もう,皆さんもご存じのとおり,現地時間の1月20日正午前,日本時間の21日午前2時頃,アメリカの首都ワシントンで,大統領就任式が行われました。
今月6日,トランプ大統領の支持者たちが,連邦議会に乱入して死傷者を出した事件があり,厳戒態勢が敷かれる中,異例の式典となりましが,民主党のジョー・バイデン氏が,連邦議会議事堂前に設けられた式場で,聖書に手を置きながら「大統領の職務を忠実に遂行する」など宣誓を行い,第46代大統領に就任しました。
その後,就任演説では,落ち着いた口調ながらも,はっきりした意思を伝えるための言葉をもって,国民に語りかけている様子が印象的でした。
その中で,バイデン大統領は,「アメリカの結束」を掲げ,これからのアメリカの課題と決意を述べましたが,78歳という大統領史上,最高齢であることの心配,死者が400万人を超えるコロナ対策,1000万人を超える失業者を抱えた経済対策,トランプ政権下でのアメリカ分断やアメリカ第一主義から国際協調への回帰など,課題は山積みです。
一方,2回目の弾劾訴追を受けているトランプ前大統領の動きが注目されていましたが,就任式には参加せず,バイデン氏に宛てた手紙を大統領執務室に残したそうです。

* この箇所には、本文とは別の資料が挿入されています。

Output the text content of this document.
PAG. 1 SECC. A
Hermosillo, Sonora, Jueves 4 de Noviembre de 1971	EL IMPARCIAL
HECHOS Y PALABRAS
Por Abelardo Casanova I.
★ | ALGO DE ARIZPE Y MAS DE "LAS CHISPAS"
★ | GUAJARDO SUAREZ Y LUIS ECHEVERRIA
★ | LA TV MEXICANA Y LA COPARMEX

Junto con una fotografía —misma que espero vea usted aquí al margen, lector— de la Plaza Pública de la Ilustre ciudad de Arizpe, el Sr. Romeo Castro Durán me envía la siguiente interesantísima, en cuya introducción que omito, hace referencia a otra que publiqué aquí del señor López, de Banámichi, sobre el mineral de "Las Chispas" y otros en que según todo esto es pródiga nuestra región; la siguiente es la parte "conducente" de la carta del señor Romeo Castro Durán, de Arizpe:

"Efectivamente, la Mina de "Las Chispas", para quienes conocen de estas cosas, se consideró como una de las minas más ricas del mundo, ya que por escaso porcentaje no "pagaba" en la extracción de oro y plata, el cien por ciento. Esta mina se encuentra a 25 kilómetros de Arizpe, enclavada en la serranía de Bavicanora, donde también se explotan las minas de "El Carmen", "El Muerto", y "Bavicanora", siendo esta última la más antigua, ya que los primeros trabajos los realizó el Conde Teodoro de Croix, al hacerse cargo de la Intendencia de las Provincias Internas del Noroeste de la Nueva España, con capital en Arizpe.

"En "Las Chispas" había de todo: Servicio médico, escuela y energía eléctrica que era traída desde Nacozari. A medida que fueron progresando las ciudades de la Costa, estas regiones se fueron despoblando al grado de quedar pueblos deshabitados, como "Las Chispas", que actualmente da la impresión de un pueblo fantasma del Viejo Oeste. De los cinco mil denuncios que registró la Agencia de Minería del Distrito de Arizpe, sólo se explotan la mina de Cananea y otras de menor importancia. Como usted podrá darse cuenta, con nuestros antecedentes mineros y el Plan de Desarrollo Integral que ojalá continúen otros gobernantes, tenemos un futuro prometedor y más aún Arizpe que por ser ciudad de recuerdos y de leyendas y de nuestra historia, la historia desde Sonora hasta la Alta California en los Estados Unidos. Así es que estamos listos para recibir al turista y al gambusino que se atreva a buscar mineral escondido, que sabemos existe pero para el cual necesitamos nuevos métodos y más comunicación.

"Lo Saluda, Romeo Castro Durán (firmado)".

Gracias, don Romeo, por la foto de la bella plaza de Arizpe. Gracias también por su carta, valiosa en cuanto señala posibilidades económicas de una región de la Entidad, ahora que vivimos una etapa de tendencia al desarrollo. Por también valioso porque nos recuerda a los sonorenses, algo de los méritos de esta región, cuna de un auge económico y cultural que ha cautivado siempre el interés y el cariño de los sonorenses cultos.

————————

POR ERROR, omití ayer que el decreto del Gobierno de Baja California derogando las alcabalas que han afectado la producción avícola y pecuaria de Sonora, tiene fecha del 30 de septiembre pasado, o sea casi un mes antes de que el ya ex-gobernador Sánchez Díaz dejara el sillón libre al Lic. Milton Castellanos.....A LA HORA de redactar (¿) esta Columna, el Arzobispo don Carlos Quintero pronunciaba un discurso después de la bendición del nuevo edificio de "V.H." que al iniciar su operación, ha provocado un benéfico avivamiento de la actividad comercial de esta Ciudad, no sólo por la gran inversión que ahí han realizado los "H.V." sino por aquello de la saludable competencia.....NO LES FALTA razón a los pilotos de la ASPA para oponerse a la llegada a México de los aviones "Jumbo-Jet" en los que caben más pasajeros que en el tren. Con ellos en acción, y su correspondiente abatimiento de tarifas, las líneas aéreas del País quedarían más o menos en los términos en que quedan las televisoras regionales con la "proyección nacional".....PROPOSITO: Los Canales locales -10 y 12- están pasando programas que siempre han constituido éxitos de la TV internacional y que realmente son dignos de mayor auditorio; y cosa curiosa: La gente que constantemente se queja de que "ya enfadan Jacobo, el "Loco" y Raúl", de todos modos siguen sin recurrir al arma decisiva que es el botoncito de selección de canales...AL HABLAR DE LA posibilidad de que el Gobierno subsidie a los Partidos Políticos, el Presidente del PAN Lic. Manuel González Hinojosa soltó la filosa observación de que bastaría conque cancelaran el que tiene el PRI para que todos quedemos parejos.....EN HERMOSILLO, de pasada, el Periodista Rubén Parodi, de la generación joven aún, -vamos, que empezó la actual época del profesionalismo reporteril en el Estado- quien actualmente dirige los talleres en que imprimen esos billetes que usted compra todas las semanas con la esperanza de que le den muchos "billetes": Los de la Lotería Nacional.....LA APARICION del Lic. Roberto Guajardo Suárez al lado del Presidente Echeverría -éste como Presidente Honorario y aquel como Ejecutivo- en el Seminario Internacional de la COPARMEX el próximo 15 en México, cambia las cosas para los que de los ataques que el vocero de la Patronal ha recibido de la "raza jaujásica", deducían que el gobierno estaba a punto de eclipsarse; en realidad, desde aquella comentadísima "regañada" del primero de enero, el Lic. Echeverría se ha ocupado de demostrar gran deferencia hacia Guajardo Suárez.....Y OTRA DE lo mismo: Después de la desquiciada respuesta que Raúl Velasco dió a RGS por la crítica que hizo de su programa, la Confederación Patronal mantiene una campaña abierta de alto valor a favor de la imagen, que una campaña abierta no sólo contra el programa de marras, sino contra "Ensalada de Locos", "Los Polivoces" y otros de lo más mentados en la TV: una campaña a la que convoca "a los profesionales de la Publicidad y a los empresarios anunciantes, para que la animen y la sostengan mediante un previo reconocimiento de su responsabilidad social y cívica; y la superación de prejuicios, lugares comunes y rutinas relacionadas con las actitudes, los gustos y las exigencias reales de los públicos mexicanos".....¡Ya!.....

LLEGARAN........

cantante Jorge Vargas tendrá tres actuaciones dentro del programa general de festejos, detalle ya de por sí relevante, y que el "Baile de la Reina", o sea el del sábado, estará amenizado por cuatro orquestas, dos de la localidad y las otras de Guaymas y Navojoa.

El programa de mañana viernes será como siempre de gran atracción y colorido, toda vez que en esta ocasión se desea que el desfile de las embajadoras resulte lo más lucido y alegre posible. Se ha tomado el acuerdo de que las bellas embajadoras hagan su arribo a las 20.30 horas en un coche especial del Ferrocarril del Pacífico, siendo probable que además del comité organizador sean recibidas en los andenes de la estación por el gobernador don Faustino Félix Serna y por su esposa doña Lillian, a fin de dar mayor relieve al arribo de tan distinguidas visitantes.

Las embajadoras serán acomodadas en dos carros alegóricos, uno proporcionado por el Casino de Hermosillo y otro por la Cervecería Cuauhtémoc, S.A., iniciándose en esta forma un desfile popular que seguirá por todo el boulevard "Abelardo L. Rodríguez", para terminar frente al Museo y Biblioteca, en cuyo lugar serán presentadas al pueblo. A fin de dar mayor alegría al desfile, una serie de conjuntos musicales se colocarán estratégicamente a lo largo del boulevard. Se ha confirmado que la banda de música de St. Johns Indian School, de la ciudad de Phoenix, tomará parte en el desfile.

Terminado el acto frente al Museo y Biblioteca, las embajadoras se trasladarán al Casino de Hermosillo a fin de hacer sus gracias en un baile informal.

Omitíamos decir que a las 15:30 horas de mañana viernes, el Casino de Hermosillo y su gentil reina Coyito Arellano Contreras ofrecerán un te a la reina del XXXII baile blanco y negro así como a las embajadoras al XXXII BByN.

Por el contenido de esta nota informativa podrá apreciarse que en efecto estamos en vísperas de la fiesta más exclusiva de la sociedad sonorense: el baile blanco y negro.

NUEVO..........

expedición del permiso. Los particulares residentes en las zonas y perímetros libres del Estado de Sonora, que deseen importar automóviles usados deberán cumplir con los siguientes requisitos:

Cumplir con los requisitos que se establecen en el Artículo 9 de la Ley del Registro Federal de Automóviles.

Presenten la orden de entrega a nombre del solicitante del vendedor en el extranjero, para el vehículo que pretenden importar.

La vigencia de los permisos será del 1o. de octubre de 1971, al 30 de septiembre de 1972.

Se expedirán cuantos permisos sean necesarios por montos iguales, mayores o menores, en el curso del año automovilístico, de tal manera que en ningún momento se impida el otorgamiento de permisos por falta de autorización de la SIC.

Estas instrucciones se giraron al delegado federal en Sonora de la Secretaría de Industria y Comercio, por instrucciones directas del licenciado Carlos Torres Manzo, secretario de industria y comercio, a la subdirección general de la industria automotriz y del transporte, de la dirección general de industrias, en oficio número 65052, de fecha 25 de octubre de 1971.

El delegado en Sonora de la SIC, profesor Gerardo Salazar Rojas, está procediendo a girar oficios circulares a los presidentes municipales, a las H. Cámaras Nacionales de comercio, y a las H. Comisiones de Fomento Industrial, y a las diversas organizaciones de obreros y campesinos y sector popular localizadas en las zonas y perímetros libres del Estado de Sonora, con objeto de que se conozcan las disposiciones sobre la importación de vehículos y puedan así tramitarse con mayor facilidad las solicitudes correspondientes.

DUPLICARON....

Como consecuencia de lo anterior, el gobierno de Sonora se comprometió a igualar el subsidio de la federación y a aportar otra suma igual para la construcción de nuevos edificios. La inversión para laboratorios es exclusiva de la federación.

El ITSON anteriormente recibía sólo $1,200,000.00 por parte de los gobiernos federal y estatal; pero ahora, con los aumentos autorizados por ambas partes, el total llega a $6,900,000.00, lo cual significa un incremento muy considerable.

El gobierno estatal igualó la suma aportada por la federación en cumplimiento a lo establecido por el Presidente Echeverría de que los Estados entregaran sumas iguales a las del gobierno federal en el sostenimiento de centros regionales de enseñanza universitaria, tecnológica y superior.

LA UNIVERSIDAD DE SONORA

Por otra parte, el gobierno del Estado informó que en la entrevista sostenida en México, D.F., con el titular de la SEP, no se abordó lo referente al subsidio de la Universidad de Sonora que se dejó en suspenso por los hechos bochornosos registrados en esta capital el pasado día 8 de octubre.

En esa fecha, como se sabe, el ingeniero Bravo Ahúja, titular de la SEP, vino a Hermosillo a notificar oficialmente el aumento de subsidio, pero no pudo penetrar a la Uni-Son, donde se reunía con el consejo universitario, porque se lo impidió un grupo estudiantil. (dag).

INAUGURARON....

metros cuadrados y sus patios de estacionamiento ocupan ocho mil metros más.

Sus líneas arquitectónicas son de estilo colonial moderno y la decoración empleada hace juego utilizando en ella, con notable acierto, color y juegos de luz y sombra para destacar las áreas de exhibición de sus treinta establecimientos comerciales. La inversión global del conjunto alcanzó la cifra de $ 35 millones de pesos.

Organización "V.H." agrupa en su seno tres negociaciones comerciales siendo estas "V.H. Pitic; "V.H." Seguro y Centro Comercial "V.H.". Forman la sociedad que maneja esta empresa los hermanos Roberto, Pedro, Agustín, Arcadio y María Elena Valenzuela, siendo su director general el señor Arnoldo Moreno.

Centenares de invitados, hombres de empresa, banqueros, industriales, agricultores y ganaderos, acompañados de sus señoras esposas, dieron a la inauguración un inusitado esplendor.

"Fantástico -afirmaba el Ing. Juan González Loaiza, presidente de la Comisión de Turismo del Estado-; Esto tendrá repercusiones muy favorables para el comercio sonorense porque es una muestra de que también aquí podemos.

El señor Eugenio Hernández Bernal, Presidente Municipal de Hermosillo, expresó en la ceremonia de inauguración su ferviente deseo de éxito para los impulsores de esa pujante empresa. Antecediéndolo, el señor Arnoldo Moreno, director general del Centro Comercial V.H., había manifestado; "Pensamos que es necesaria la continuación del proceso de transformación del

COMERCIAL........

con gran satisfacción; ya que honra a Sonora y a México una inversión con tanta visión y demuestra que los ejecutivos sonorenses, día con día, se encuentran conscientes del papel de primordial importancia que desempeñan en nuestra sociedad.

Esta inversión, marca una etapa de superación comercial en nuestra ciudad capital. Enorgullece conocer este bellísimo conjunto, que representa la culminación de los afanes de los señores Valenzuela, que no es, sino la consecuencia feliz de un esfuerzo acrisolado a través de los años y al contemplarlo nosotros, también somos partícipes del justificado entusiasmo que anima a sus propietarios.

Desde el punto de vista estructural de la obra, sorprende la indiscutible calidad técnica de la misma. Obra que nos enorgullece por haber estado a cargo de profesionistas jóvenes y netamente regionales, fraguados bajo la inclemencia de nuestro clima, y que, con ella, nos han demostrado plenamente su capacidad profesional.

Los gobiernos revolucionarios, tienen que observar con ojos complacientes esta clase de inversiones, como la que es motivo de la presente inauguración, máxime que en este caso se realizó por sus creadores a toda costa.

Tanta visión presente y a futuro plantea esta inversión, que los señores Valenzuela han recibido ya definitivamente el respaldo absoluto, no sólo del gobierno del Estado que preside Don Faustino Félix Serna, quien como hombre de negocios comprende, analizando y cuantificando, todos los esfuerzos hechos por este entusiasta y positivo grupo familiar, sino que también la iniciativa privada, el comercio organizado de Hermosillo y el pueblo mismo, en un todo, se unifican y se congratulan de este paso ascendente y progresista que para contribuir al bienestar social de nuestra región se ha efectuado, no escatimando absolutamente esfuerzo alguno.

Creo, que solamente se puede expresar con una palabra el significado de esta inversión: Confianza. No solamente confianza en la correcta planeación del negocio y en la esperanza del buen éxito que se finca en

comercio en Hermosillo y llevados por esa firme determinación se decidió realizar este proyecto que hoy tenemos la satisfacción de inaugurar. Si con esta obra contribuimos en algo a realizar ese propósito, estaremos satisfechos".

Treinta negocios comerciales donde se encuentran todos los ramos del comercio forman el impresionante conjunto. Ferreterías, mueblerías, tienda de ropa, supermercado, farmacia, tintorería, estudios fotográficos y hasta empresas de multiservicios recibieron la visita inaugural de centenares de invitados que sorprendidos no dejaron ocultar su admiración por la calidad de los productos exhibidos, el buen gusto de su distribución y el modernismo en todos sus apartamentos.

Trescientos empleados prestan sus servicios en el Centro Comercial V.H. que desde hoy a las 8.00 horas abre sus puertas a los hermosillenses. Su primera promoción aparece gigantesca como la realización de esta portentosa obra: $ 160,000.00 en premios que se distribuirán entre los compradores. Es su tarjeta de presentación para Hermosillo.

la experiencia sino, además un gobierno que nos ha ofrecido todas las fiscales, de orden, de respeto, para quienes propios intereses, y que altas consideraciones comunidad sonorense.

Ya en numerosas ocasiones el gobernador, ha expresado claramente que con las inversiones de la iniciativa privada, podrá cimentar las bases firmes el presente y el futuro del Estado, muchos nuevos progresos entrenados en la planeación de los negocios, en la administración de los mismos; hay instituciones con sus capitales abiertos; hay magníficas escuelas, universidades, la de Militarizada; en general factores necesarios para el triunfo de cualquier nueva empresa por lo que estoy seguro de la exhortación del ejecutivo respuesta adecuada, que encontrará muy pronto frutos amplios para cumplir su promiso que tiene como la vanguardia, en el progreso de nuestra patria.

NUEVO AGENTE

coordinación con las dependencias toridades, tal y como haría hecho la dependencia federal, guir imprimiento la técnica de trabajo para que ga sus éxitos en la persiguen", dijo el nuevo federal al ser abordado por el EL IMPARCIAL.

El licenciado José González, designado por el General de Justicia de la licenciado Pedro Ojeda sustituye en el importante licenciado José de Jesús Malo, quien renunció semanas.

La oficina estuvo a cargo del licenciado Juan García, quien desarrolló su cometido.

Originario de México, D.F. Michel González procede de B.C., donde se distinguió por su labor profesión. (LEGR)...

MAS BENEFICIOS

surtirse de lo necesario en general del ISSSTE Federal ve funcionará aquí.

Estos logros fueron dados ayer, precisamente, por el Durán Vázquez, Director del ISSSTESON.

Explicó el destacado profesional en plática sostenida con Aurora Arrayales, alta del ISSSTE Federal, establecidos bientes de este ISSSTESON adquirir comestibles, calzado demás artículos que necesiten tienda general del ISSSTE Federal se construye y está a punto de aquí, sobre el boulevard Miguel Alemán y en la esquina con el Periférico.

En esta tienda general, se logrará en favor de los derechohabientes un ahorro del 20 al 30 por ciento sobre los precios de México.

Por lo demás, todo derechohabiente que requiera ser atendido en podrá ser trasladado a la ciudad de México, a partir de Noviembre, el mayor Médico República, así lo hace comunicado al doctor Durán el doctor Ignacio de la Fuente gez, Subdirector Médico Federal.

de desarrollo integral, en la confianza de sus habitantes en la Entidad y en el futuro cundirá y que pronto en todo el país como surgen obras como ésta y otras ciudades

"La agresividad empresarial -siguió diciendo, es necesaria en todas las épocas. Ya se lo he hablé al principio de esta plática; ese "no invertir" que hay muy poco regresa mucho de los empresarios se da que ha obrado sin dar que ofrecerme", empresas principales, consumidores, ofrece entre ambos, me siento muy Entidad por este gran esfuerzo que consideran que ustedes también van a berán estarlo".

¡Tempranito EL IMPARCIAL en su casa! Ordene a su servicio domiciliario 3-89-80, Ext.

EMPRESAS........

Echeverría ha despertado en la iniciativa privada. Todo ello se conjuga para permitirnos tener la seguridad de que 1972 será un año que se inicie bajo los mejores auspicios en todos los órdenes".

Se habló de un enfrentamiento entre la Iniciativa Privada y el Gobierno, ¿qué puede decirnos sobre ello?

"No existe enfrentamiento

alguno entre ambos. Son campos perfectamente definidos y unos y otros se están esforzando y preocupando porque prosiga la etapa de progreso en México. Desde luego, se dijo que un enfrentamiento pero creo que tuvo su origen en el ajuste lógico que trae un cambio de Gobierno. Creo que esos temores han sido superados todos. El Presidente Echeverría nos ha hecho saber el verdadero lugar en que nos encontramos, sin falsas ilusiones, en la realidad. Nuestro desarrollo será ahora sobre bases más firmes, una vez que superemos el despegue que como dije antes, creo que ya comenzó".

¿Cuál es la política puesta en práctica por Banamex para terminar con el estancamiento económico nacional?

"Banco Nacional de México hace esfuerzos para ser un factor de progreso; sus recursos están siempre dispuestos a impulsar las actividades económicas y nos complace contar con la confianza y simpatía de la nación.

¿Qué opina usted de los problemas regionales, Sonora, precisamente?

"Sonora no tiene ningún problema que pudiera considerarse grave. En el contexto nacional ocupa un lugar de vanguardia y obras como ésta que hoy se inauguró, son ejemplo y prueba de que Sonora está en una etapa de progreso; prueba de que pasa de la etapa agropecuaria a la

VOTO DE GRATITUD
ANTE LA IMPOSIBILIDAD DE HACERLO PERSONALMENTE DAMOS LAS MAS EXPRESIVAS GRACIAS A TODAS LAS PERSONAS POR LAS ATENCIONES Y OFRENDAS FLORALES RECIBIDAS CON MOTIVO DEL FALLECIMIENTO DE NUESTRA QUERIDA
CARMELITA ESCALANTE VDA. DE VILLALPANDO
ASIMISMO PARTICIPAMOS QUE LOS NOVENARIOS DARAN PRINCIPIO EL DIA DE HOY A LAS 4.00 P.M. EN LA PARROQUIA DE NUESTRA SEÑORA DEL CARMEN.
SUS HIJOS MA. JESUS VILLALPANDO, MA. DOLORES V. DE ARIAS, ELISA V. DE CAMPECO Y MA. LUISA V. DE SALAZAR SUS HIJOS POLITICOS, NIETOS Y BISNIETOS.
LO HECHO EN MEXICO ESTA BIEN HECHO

前任の大統領が,後任の大統領に向けて助言をしたためるのは,米国の伝統的な慣習の1つだそうですが,バイデン大統領は,トランプ前大統領からの手紙が「思いやりのこもった」ものであったと明らかにしています。
また,トランプ氏は現地時間の19日午後,国民に対して,お別れのメッセージを発表しており,大統領としての4年間を「最高の名誉と誇りだった」と振り返り,新たな政権に対しては,「アメリカの安全と繁栄の継続が成功するよう願っている」とエールを送っています。ただし,今後も政治活動に関わっていく可能性を示唆する言葉も残しています。
就任式を欠席したトランプ氏は,ホワイトハウスを後にして,別荘のあるフロリダに向かったわけですが,不正選挙だと根拠のない訴えを起こしたり,SNSで支持者を扇動するような書き込みをしたりで,政策も偏っていて,やっぱりとんでもない人物だったと思います。
しかし,去り際には,格好をつけ,支持者に見送られたトランプ氏。もし身近にそんな豪放で頼りになる人物がいれば,好きになる感覚もわかる気がします。